Ungewöhnlicher Sex-Vorfall

Nach dem Orgasmus bewusstlos geworden

Eine junge Frau verliert mehrfach nach dem Geschlechtsverkehr das Bewusstsein. Die Ärzte rätseln zunächst, finden dann aber die Erklärung in den Genen.

Von Thomas Müller Veröffentlicht:
Bei der Frau, die nach dem Orgasmus häufiger das Bewusstsein verlor, stellten die Ärzte eine Torsade-de-pointes-Tachykardie fest. Ursache ist eine Genmutation, die ein Long-QT-Syndrom bedingt.

Bei der Frau, die nach dem Orgasmus häufiger das Bewusstsein verlor, stellten die Ärzte eine Torsade-de-pointes-Tachykardie fest. Ursache ist eine Genmutation, die ein Long-QT-Syndrom bedingt.

© luckybusiness / stock.adobe.com (Symbolbild)

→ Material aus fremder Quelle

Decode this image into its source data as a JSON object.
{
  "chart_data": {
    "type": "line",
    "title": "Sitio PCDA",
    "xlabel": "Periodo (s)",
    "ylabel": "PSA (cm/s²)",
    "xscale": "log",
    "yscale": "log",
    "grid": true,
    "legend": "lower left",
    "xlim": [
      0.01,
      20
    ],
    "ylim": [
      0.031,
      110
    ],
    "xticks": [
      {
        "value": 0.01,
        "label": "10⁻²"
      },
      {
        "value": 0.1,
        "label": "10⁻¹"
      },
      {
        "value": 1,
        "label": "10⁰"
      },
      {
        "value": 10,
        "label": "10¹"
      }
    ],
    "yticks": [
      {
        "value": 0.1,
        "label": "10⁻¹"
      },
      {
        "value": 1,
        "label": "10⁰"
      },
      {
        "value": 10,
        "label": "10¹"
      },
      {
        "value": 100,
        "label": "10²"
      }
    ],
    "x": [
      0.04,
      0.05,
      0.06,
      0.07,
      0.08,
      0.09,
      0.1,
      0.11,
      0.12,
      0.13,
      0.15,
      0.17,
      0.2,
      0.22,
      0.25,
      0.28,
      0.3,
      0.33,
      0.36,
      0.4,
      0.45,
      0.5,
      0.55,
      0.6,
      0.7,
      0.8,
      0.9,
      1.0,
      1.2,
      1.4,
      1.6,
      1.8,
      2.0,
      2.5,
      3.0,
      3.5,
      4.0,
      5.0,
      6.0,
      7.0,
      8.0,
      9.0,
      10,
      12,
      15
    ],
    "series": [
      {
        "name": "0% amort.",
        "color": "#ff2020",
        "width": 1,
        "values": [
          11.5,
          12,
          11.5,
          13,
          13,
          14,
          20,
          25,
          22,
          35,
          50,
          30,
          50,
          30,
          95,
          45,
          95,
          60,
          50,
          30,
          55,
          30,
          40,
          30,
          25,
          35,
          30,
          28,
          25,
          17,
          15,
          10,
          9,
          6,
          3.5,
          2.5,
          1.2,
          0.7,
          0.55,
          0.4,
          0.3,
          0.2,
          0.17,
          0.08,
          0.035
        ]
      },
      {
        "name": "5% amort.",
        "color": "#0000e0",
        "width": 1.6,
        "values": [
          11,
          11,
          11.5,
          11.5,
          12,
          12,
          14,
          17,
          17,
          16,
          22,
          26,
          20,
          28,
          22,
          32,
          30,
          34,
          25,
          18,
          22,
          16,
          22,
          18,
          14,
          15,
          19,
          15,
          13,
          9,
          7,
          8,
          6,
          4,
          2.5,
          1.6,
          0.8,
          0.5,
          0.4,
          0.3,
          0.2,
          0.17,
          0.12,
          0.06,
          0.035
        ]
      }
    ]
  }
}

DORDRECHT. Ungewöhnlicher Vorfall nach dem Sex: Eine 24-Jährige wurde kurz nach dem Orgasmus kurzatmig, zitterte am ganzen Körper und verlor schließlich das Bewusstsein. Ihr Partner stellte einen fehlenden Puls fest und begann sofort mit der Mund-zu-Mund-Beatmung.

Nach kurzer Zeit wachte die Frau wieder auf und wurde mit dem Krankenwagen in die Albert-Schweizer-Klinik in Dordrecht gebracht, berichten Internisten und Kardiologen um Dr. Henk-Jan Boiten aus dem niederländischen Krankenhaus (European Heart Journal – Case Reports, online 9. Mai 2018).

Dort erläuterte die Patientin den Ärzten, dass ihr so etwas nicht zum ersten Mal passiert sei. Schon öfter sei sie nach einem Orgasmus kurzzeitig ohnmächtig geworden.

QTc-Intervall von 507 ms

Die Anamnese ergab keine weiteren Auffälligkeiten. So nahm die Patientin keine Medikamente ein, die Rhythmusstörungen verursachen können, auch habe bislang in der Familie niemand einen plötzlichen Herztod erlitten. In den Krankenakten war lediglich eine depressive Episode der Frau vermerkt.

Als aufschlussreich erwies sich das 12-Kanal-EKG: Es zeigte eine breite T-Welle mit einem verlängerten QTc-Intervall von 507 ms. Im Belastungs-EKG wurde zudem eine leistungsabhängige PQ-Verlängerung deutlich. Die Blutwerte für Natrium, Kalium und Kalzium lagen hingegen im Normbereich.

Das Team um Boiten ging von einem angeborenen Long-QT-Syndrom (LQT) aus und unterzog auch die Familie der Frau einer EKG-Untersuchung. Beim Vater wurden sie fündig: Dieser zeigte ebenfalls eine abnorme QT-Verlängerung, war bisher aber klinisch unauffällig.

Während des Krankenhausaufenthalts wurde die Frau erneut kurzatmig, klagte über Benommenheit und war sekundenweise nicht ansprechbar. Die Ärzte registrierten dabei im EKG eine Torsade-de-pointes-Tachykardie und injizierten ihr Magnesium, worauf der Sinusrhythmus wieder zurückkehrte.

Sie implantierten der Frau schließlich einen Zwei-Kammer-Schrittmacher-Defibrillator (DDD-ICD) und setzten eine Metroprololtherapie an. In den folgenden acht Monaten bleib die Patientin von Synkopen verschont.

Adrenerge Hormone als Trigger?

Die Ärzte veranlassten auch einen Gentest; dieser offenbarte eine Mutation im KCNH2-Gen auf Chromosom 7q36. Das Gen trägt eine Untereinheit zu einem Kaliumkanal bei, der zur Phase-3-Repolarisation in den Kardiomyozyten der Ventrikel benötigt wird.

Es ist also letztlich für die Aufrechterhaltung eines normalen Herzrhythmus nötig. Die festgestellte Mutation führt zu einer Veränderung des Leserasters und einem vorzeitigen Stopp der Transkription.

Nach Angaben von Boiten und Mitarbeitern ist dies der erste dokumentierte Fall, indem ein LQT-Syndrom durch eine orgasmusinduzierte Torsade-de-pointes-Tachykardie auffällig geworden ist.

Die Mutation im KCNH2-Gen sei aber auch schon bei anderen Personen mit Torsade-Tachykardie festgestellt worden.

Die Ärzte vermuten, dass hohe Konzentrationen adrenerger Hormone nach dem Orgasmus als Torsade-de-pointes-Trigger fungieren könnten.